Flack stared back at her blankly, not understanding the severity of the situation one bit. But then he had no idea what she did now or who she'd become.

"Don't look at me like that, Flack, because I know you're not a thick as you like to make out," she said bluntly. "That guy had information. Information he gave me last night. If he told the same information to whoever killed him..."

"He wasn't tortured, if that's what you're asking," Flack replied. "Just shot in the back. Looks more like robbery to me."

"It's a cover up," Aiden said quickly. "Shit. I need to let the others know. If he told someone else, they could be going into a trap."

"Aiden, slow down," Flack sighed. "What others? What trap? What is going on here?"

"I can't tell you," she said in frustration.

"Well then I'm gonna go," Flack snapped as he turned to leave.

"No, Flack. Wait!" she cried and grabbed hold of his wrist.

Flack turned and was suddenly confronted by two deep brown eyes that told such a story. One of pain and fear and if he wasn't too mistaken, loss.

"Aiden, I need you to throw me a bone here. What do you want?" Flack asked wearily.

"I need your help," she asked worriedly.

"Help? After what you did?" Flack laughed. "You walk back into my life after seven years and you expect me to help you? Why should I?"

"Because you're a friend, Flack," she said sincerely. And the hand that was still holding his wrist gently grazed bare skin under his coat sleeve.

"If I was a friend you'd have told me what was going on. That you were alive," Flack replied and pulled his arm away.

"Then help me because it's the right thing to do," she pleaded.

"What do you even want me to do?" Flack asked.

"The evidence they're collecting... I need you to destroy it. I can't have anyone finding out who my informant is," she replied, watching him carefully.

"What?" Flack shouted. "What the fuck, Aiden? You want me to destroy evidence. No way. Absolutely no way."

"Please," she begged. "They can't know who he is or that I saw him last night."

"It's not my problem," Flack yelled. "And destroying evidence is more than my job's worth. How do I even know I can trust you?"

"Because it's me...it's Aiden," she excused.

"What, the woman who I thought was dead for the last seven years? Who suddenly reappears with some cock and bull story about the FBI and a secret undercover mission. You could be working for anyone for all I know. How do I know it wasn't you who killed him and now you're just getting me to help you cover it up?"

"Because you know me better than that, Flack!" she shouted.

"I don't know you at all," Flack replied angrily. "The woman I knew died seven years ago. You...you're an apparition that shouldn't even exist."

Aiden stared at him in shock and once more a look of fear passed across her face. Flack still didn't understand what it meant.

"I was just trying to protect you by not telling you," she finally sighed, exhausted by their arguing.

"Protect me?" Flack sniggered. "I don't need protecting. And is that why you now want to get me involved?"

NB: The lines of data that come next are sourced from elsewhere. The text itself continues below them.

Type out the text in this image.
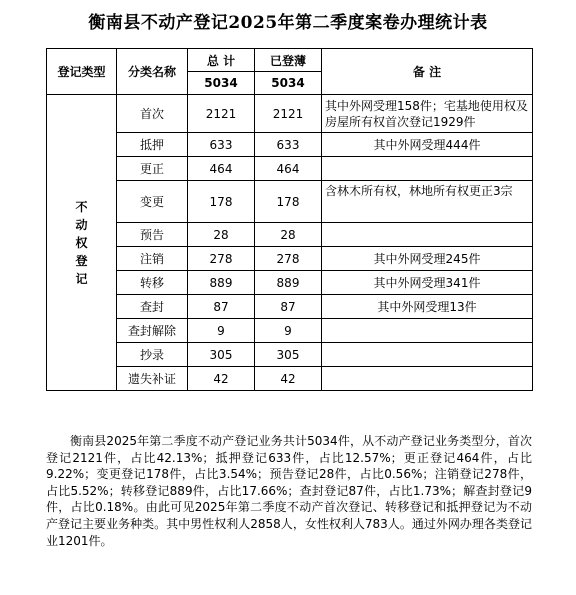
衡南县不动产登记2025年第二季度案卷办理统计表
登记类型	分类名称	总 计	已登薄	备 注
		5034	5034	

不
动
权
登
记	首次	2121	2121	其中外网受理158件；宅基地使用权及房屋所有权首次登记1929件
	抵押	633	633	其中外网受理444件
	更正	464	464	
	变更	178	178	含林木所有权，林地所有权更正3宗
	预告	28	28	
	注销	278	278	其中外网受理245件
	转移	889	889	其中外网受理341件
	查封	87	87	其中外网受理13件
	查封解除	9	9	
	抄录	305	305	
	遗失补证	42	42	
衡南县2025年第二季度不动产登记业务共计5034件，从不动产登记业务类型分，首次登记2121件，占比42.13%；抵押登记633件，占比12.57%；更正登记464件，占比9.22%；变更登记178件，占比3.54%；预告登记28件，占比0.56%；注销登记278件，占比5.52%；转移登记889件，占比17.66%；查封登记87件，占比1.73%；解查封登记9件，占比0.18%。由此可见2025年第二季度不动产首次登记、转移登记和抵押登记为不动产登记主要业务种类。其中男性权利人2858人，女性权利人783人。通过外网办理各类登记业1201件。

"Flack, you don't understand. If they know I was seeing him, getting information..."

"Who's they?" Flack ground out once again.

"I can't tell you," she said sorrowfully.

"Then I can't help you," Flack replied and turned from the alley. This was hopeless and they were just going round in circles.

He reached the mouth of the alley and looked back at her, her eyes still pleading with him and tugging at his heart. He sighed wearily and scratched at his head.

"I'm sorry, Aiden."

And then he walked back out into the street and disappeared amongst the people. He didn't look back, didn't know if she was watching him or not. His heart ached like it was in hell and that a stake was being repeatedly driven into it. But then he wasn't in hell, he hadn't quite descended that far yet. No, he was in purgatory, living an eternity of not knowing whether he was to be damned to hell or heaven. And that was worse.